Inverter drives (VFDs)

The popularity of the Variable-frequency drive (VFD) has increased in the last decade, especially in the home-shop market. This is because of their relative low cost and ability to generate three-phase output from single phase input. A VFD converts AC power to DC and then converts it back to AC through a transistor bridge, a technology that is somewhat analogous to that of a switch-mode power supply. As the VFD generates its AC output from the DC bus, it is possible to power a three-phase motor from a single-phase source. Nevertheless, commercial-grade VFDs are produced that require three-phase input, as there are some efficiency gains to be had with such an arrangement.

A typical VFD functions by rapidly switching transistors on and off to "chop" the voltage on the DC bus through what is known as pulse-width modulation (PWM). Proper use of PWM will result in an AC output whose voltage and frequency can be varied over a fairly wide range. As an induction motor's rotational speed is proportional to input frequency, a change in the VFD's output frequency will cause the motor to change speed. Voltage is also changed in a way that results in the motor producing a relatively constant torque over the useful speed range.

The output of a quality VFD is an approximation of a sine wave, with some high frequency harmonic content. Harmonic content will elevate motor temperature and may produce some whistling or whining noise that could be objectionable. The effects of unwanted harmonics can be mitigated by the use of reactive output filtering, which is incorporated into better quality VFDs. Reactive filtration impedes the high frequency harmonic content but has little effect on the fundamental frequency that determines motor speed. The result is an output to the motor that is closer to an ideal sine wave.
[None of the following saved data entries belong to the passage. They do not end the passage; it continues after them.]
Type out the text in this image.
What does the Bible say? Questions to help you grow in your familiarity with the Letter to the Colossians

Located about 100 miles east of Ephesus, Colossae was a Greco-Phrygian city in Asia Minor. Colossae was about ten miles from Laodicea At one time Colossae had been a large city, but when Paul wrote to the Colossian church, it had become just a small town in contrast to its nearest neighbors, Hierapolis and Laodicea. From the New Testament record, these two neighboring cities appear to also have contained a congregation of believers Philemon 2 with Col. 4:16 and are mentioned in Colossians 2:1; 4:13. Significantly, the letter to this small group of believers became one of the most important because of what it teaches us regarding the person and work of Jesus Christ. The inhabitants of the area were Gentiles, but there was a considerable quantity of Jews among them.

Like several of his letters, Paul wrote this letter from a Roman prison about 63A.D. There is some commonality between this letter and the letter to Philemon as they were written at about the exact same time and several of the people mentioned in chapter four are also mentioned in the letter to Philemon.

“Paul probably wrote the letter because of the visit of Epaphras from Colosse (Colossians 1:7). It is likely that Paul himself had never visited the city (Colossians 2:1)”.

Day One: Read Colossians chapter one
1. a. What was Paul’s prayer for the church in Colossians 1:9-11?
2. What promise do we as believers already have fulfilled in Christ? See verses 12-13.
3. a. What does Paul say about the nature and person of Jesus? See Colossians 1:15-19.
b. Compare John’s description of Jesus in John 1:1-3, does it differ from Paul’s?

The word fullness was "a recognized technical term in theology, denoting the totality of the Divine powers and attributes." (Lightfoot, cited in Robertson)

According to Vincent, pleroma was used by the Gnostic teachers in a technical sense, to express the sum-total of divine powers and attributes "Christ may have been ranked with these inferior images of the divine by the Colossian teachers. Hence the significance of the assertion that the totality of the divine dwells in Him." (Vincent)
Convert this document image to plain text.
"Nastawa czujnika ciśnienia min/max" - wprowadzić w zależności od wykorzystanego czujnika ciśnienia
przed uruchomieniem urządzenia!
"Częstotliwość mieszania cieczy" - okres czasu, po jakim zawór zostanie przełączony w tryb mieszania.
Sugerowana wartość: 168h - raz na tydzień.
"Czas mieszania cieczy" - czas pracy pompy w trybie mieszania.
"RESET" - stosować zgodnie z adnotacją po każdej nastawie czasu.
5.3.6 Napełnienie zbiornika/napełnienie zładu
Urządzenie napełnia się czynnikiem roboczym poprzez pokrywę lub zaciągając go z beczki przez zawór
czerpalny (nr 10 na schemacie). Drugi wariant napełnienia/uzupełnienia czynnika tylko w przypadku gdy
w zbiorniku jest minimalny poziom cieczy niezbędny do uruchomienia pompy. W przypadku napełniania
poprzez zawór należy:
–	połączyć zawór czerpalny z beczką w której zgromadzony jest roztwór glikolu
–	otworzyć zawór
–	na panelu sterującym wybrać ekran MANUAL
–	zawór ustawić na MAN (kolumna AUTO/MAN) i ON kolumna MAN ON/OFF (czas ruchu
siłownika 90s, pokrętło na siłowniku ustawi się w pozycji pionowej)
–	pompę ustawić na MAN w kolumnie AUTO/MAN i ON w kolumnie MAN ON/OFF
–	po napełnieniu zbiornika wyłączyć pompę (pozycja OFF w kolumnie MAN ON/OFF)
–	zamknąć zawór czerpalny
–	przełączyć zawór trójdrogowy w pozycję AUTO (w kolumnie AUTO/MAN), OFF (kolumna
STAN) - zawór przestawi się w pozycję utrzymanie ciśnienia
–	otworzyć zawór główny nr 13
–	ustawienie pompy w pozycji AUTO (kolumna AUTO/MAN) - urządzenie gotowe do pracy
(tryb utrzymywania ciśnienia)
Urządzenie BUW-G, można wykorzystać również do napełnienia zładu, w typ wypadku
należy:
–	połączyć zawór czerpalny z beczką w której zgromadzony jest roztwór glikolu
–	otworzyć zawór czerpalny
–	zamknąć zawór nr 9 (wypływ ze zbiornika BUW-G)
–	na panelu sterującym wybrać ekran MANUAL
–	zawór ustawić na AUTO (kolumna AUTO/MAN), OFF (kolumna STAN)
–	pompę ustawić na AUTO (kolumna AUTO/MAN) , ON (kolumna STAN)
In the past, VFDs that have a capacity greater than 3 hp (2.2 kW) were costly, thus making the rotary phase converter (RPC) an attractive alternative. However, modern VFDs have dropped considerably in cost, making them more affordable than comparable RPCs. Also working in the VFD's favor is its more compact size relative to its electrical capacity. A plus is many VFDs can produce a "soft start" effect (in which power is gradually applied to the motor), which reduces the amount of current that must be delivered at machine start-up.
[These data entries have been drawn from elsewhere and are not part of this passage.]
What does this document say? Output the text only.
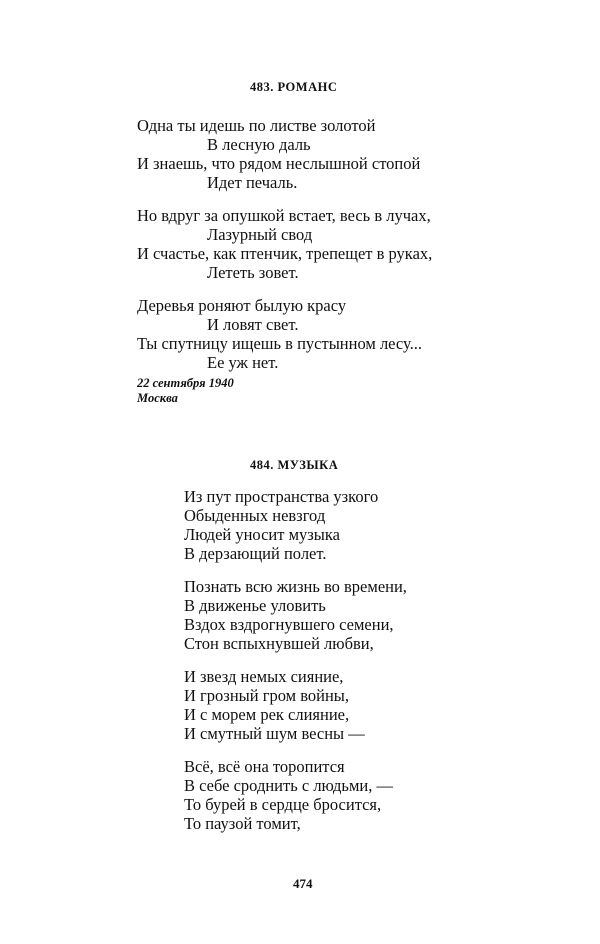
483. РОМАНС
Одна ты идешь по листве золотой
В лесную даль
И знаешь, что рядом неслышной стопой
Идет печаль.
Но вдруг за опушкой встает, весь в лучах,
Лазурный свод
И счастье, как птенчик, трепещет в руках,
Лететь зовет.
Деревья роняют былую красу
И ловят свет.
Ты спутницу ищешь в пустынном лесу...
Ее уж нет.
22 сентября 1940
Москва
484. МУЗЫКА
Из пут пространства узкого
Обыденных невзгод
Людей уносит музыка
В дерзающий полет.
Познать всю жизнь во времени,
В движенье уловить
Вздох вздрогнувшего семени,
Стон вспыхнувшей любви,
И звезд немых сияние,
И грозный гром войны,
И с морем рек слияние,
И смутный шум весны —
Всё, всё она торопится
В себе сроднить с людьми, —
То бурей в сердце бросится,
То паузой томит,
474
Use of a VFD may result in motor damage if the motor is not rated for such an application. This is primarily because most induction motors are forced-air cooled by a fan or blower driven by the motor itself. Operating such a motor at a lower-than-normal speed will substantially reduce the cooling airflow, increasing the likelihood of overheating and winding damage or failure, especially while operating at full load. A manufacturer may void the warranty on a motor powered by a VFD unless the motor is "inverter-rated." As VFDs are the most popular method of powering motors in new commercial installations, most three-phase motors sold today are, in fact, inverter-rated.